How one default parameter almost killed our servers
A short story about serious server issue caused by super minor thing.
This is a story about an issue we had to fix in one of the projects I am involved with. I basically woke up to Slack messages from my colleague who discovered that a couple of servers were basically out of RAM and somehow still worked thanks to swap.
I have to admit I am quite embarrassed by this mistake, but on the other hand web stuff is not my core competency (😃) and I want to share this as a cautionary tale.
When investigating the issue, we quite quickly found that there were lot's of scripts launched by cron running simultaneously. In normal circumstances, this particular script would finish long before it would be launched again by cron.
So something was keeping the scripts basically "stuck". And this was basically the reason why servers ran out of memory.
Below is chart showing number of processes which does a great job of illustrating the issue we had:
The drop is server restart and then hotfix patch.
While the script is fairly involved, in a nutshell it does a few requests to external service and processes the result. It is written in Python (because the project is itself a Django site) and uses the very popular
requests library for making network calls.
Requests is one of the most downloaded Python package today, pulling in around 14M downloads / week— according to GitHub, Requests is currently depended upon by 500,000+ repositories. You may certainly put your trust in this code.

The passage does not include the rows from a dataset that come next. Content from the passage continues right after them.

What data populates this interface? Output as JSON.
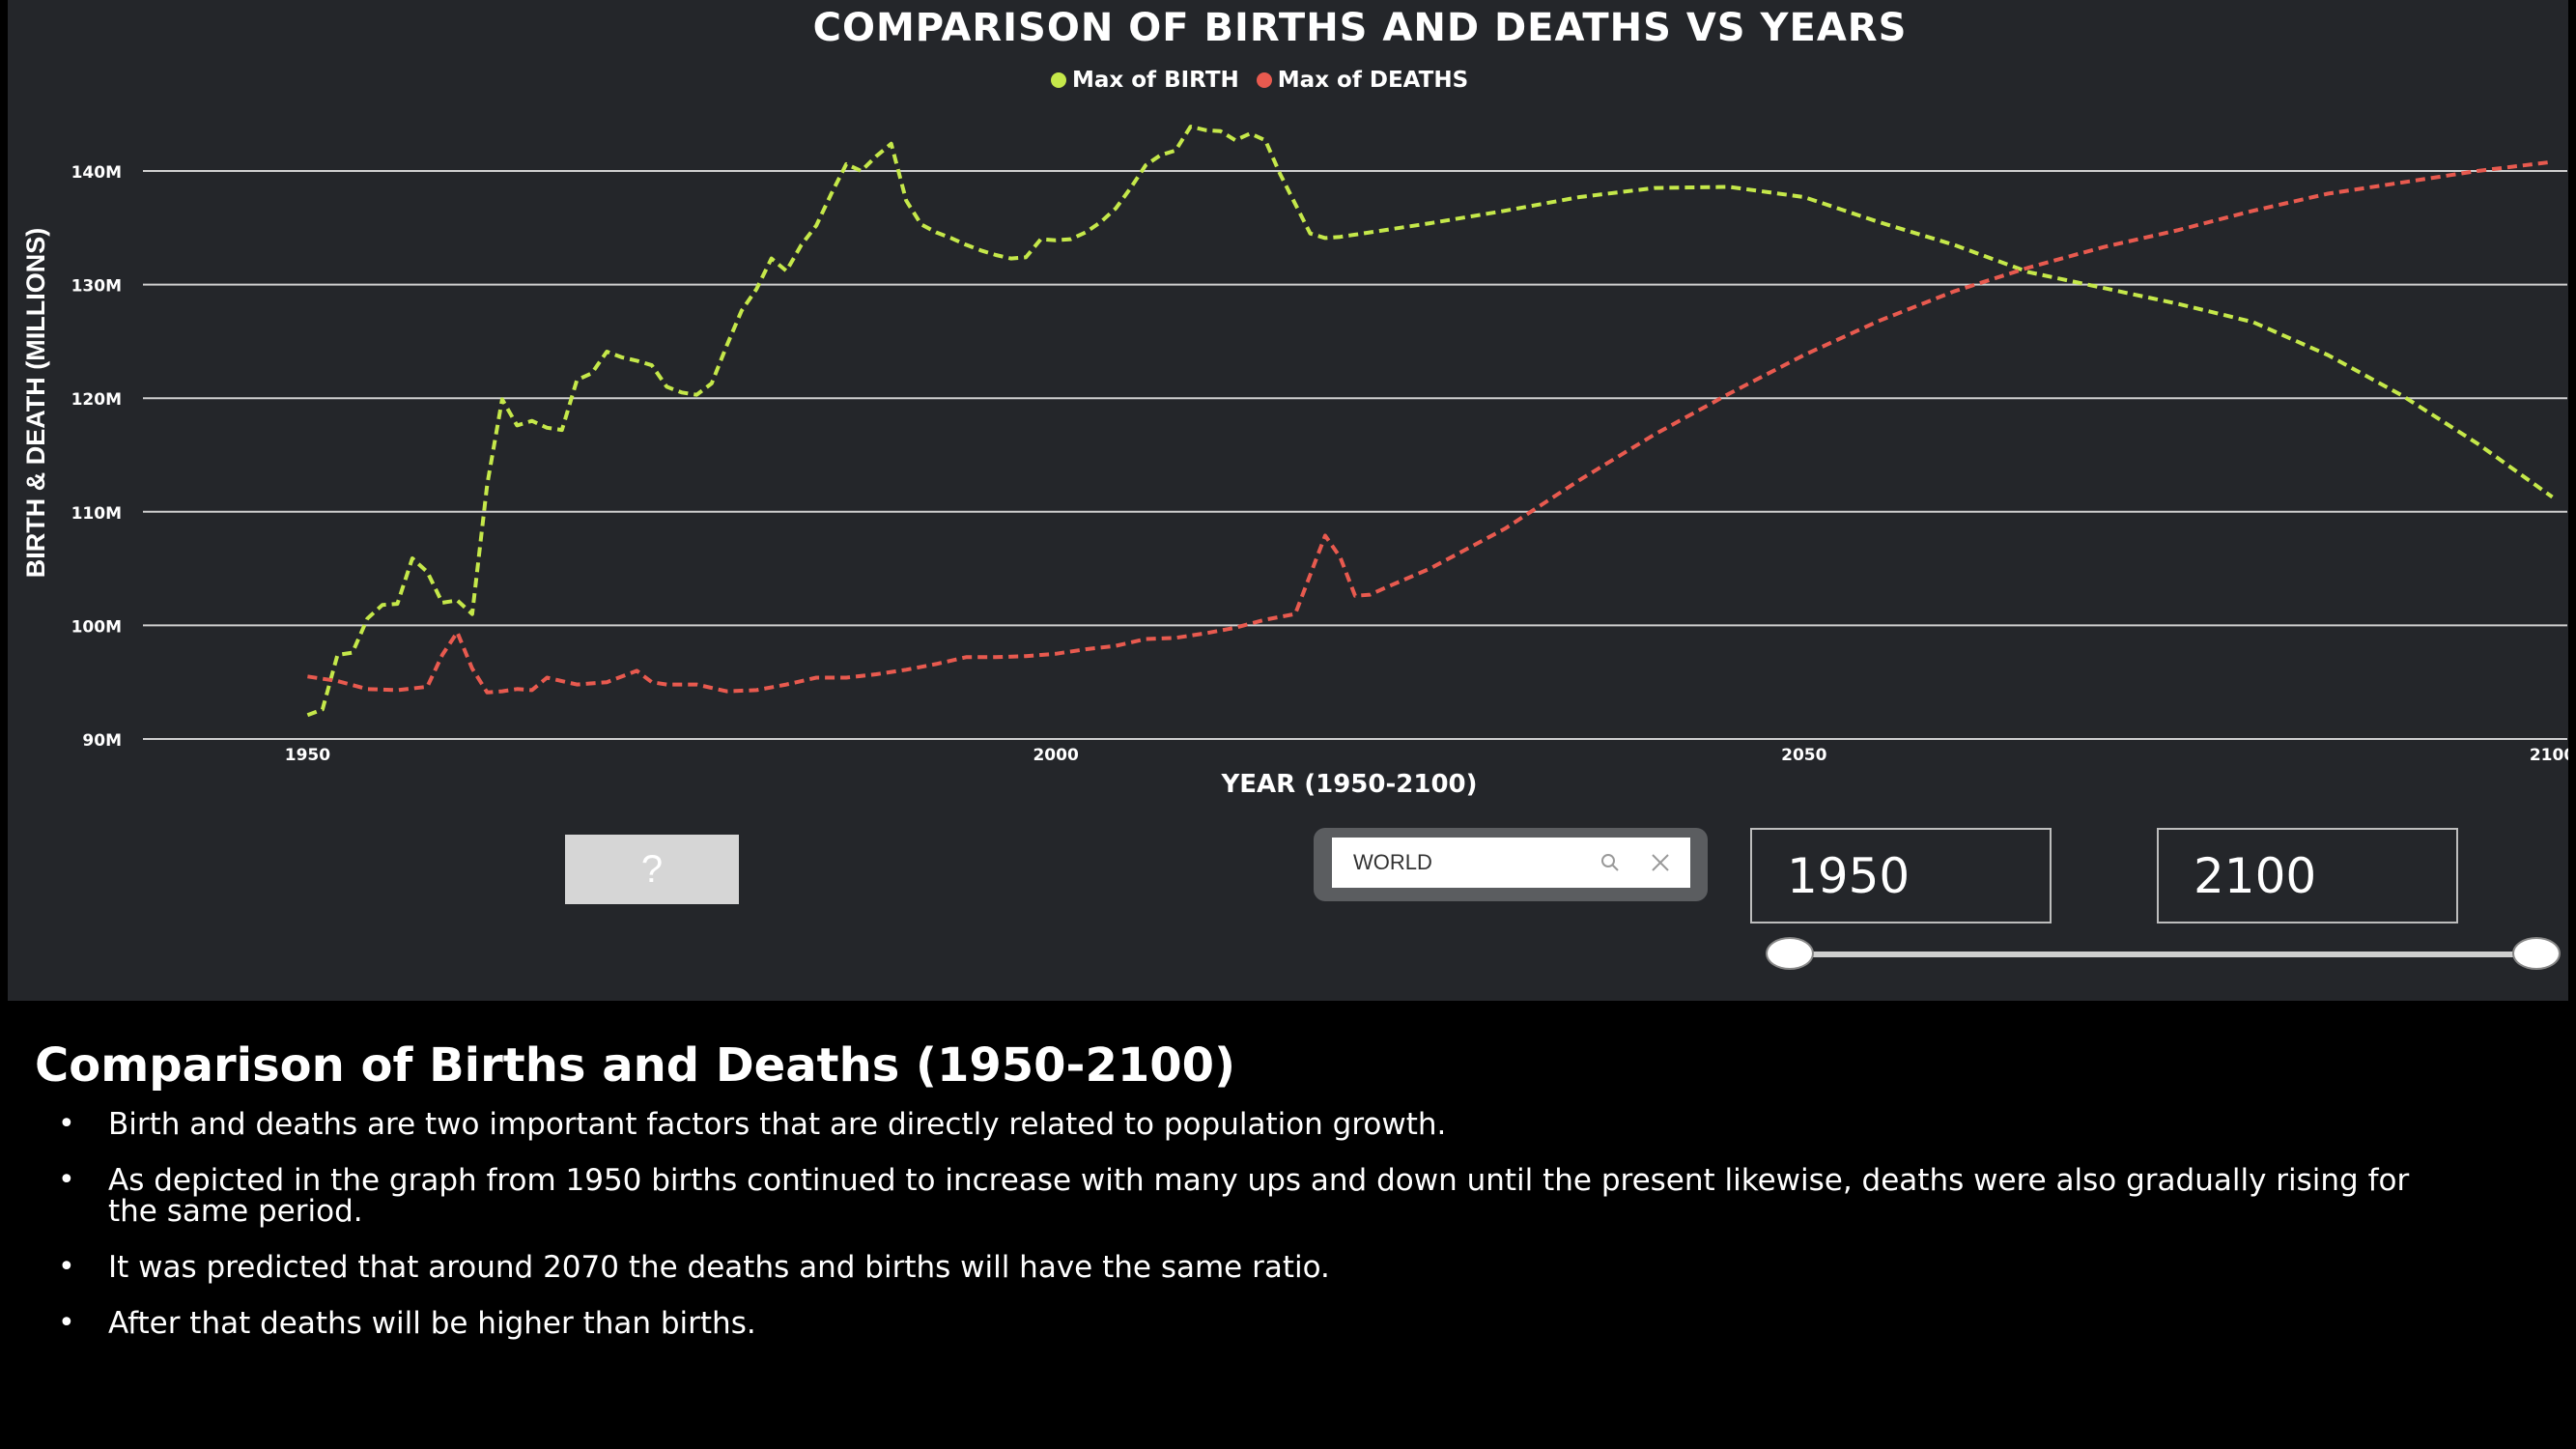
{
  "page": {
    "notes_title": "Comparison of Births and Deaths (1950-2100)",
    "bullets": [
      "Birth and deaths are two important factors that are directly related to population growth.",
      "As depicted in the graph from 1950 births continued to increase with many ups and down until the present likewise, deaths were also gradually rising for the same period.",
      "It was predicted that around 2070 the deaths and births will have the same ratio.",
      "After that deaths will be higher than births."
    ]
  },
  "controls": {
    "help_button_label": "?",
    "search_value": "WORLD",
    "year_start": "1950",
    "year_end": "2100",
    "slider_range": [
      1950,
      2100
    ]
  },
  "chart_data": {
    "type": "line",
    "title": "COMPARISON OF BIRTHS AND DEATHS VS YEARS",
    "xlabel": "YEAR (1950-2100)",
    "ylabel": "BIRTH & DEATH (MILLIONS)",
    "xlim": [
      1939,
      2101
    ],
    "ylim": [
      90,
      140
    ],
    "x_ticks": [
      1950,
      2000,
      2050,
      2100
    ],
    "x_tick_labels": [
      "1950",
      "2000",
      "2050",
      "2100"
    ],
    "y_ticks": [
      90,
      100,
      110,
      120,
      130,
      140
    ],
    "y_tick_labels": [
      "90M",
      "100M",
      "110M",
      "120M",
      "130M",
      "140M"
    ],
    "grid": "horizontal",
    "legend": "top-center",
    "series": [
      {
        "name": "Max of BIRTH",
        "color": "#c5e84a",
        "x": [
          1950,
          1951,
          1952,
          1953,
          1954,
          1955,
          1956,
          1957,
          1958,
          1959,
          1960,
          1961,
          1962,
          1963,
          1964,
          1965,
          1966,
          1967,
          1968,
          1969,
          1970,
          1971,
          1972,
          1973,
          1974,
          1975,
          1976,
          1977,
          1978,
          1979,
          1980,
          1981,
          1982,
          1983,
          1984,
          1985,
          1986,
          1987,
          1988,
          1989,
          1990,
          1991,
          1992,
          1993,
          1994,
          1995,
          1996,
          1997,
          1998,
          1999,
          2000,
          2001,
          2002,
          2003,
          2004,
          2005,
          2006,
          2007,
          2008,
          2009,
          2010,
          2011,
          2012,
          2013,
          2014,
          2015,
          2016,
          2017,
          2018,
          2019,
          2020,
          2025,
          2030,
          2035,
          2040,
          2045,
          2050,
          2055,
          2060,
          2065,
          2070,
          2075,
          2080,
          2085,
          2090,
          2095,
          2100
        ],
        "values": [
          92.1,
          92.6,
          97.4,
          97.6,
          100.6,
          101.8,
          101.9,
          105.9,
          104.7,
          102.0,
          102.2,
          101.0,
          112.4,
          119.9,
          117.6,
          118.0,
          117.4,
          117.2,
          121.6,
          122.2,
          124.1,
          123.6,
          123.3,
          122.9,
          121.0,
          120.5,
          120.3,
          121.3,
          124.6,
          127.7,
          129.6,
          132.3,
          131.2,
          133.5,
          135.2,
          138.0,
          140.6,
          140.0,
          141.3,
          142.4,
          137.4,
          135.3,
          134.6,
          134.1,
          133.5,
          133.0,
          132.6,
          132.3,
          132.4,
          134.0,
          133.9,
          134.0,
          134.6,
          135.5,
          136.7,
          138.5,
          140.5,
          141.4,
          141.8,
          143.9,
          143.6,
          143.5,
          142.7,
          143.3,
          142.7,
          139.7,
          137.1,
          134.5,
          134.1,
          134.2,
          134.4,
          135.4,
          136.5,
          137.7,
          138.5,
          138.6,
          137.7,
          135.5,
          133.5,
          131.1,
          129.7,
          128.3,
          126.7,
          123.8,
          120.2,
          116.0,
          111.3
        ]
      },
      {
        "name": "Max of DEATHS",
        "color": "#e85a4f",
        "x": [
          1950,
          1952,
          1954,
          1956,
          1958,
          1959,
          1960,
          1961,
          1962,
          1963,
          1964,
          1965,
          1966,
          1968,
          1970,
          1972,
          1973,
          1974,
          1976,
          1978,
          1980,
          1982,
          1984,
          1986,
          1988,
          1990,
          1992,
          1994,
          1996,
          1998,
          2000,
          2002,
          2004,
          2006,
          2008,
          2010,
          2012,
          2014,
          2016,
          2018,
          2019,
          2020,
          2021,
          2022,
          2025,
          2030,
          2035,
          2040,
          2045,
          2050,
          2055,
          2060,
          2065,
          2070,
          2075,
          2080,
          2085,
          2090,
          2095,
          2100
        ],
        "values": [
          95.5,
          95.1,
          94.4,
          94.3,
          94.6,
          97.4,
          99.4,
          96.2,
          94.1,
          94.2,
          94.4,
          94.3,
          95.4,
          94.8,
          95.0,
          96.0,
          95.0,
          94.8,
          94.8,
          94.2,
          94.3,
          94.8,
          95.4,
          95.4,
          95.7,
          96.1,
          96.6,
          97.2,
          97.2,
          97.3,
          97.5,
          97.9,
          98.2,
          98.8,
          98.9,
          99.3,
          99.8,
          100.5,
          101.0,
          107.9,
          106.0,
          102.6,
          102.7,
          103.3,
          105.0,
          108.5,
          112.8,
          116.8,
          120.4,
          123.8,
          126.8,
          129.4,
          131.5,
          133.3,
          134.8,
          136.5,
          138.0,
          139.0,
          140.0,
          140.8
        ]
      }
    ]
  }
}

It is super easy to work with, in most basic usage you can just do something like:
response = requests.get(url)
And done. Works brilliantly.
Except there is a (in my mind) strange default regarding timeout. Because the default timeout is basically infinity. It will wait for connection until the end of time. And here it is. The explanation for why we had so many stuck scripts. And since each script needs the Python runtime with virtual environment, it quickly consumed the available RAM.
I have to admin when writing this script and the associated Python code, it did not even occur to me to consider timeouts. I am of course familiar with the concept but I just thought that there is some sensible default.

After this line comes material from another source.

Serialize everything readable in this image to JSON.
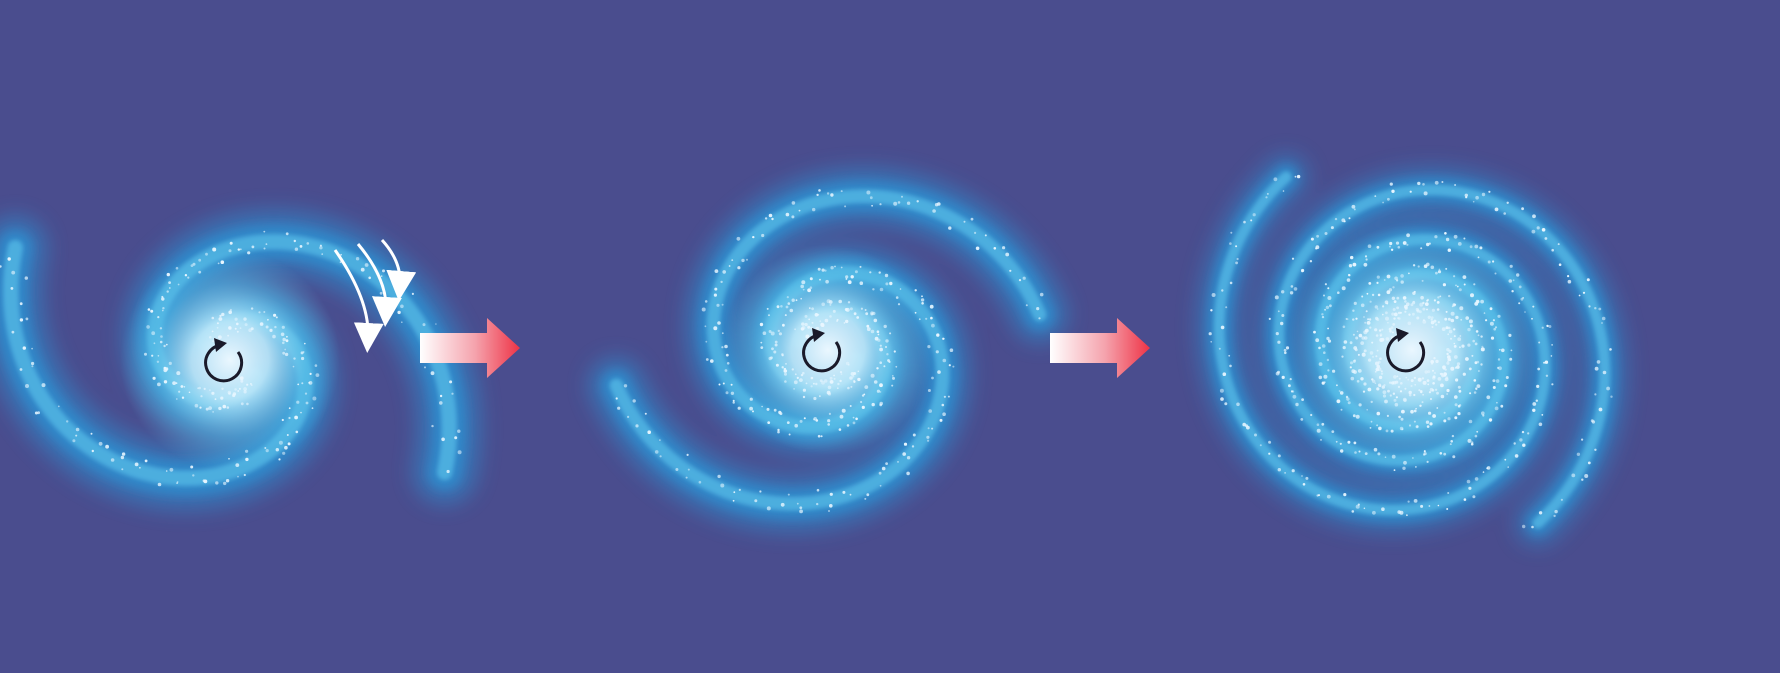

This is indeed the case in the Python and Django ecosystem which is great, but in this particular instance it wasn't. I am sure there probably were valid reasons to not timeout ever, but I would never have guessed it.
The issue is now fixed. I added timeouts to all the
requests calls and we modified the script so there is no possibility that it can run more than once at any given time.
I think one of good takeaways is to execute scripts in a way that does not even allow multiple instances of the same script to run. And to pay more attention to your networking code.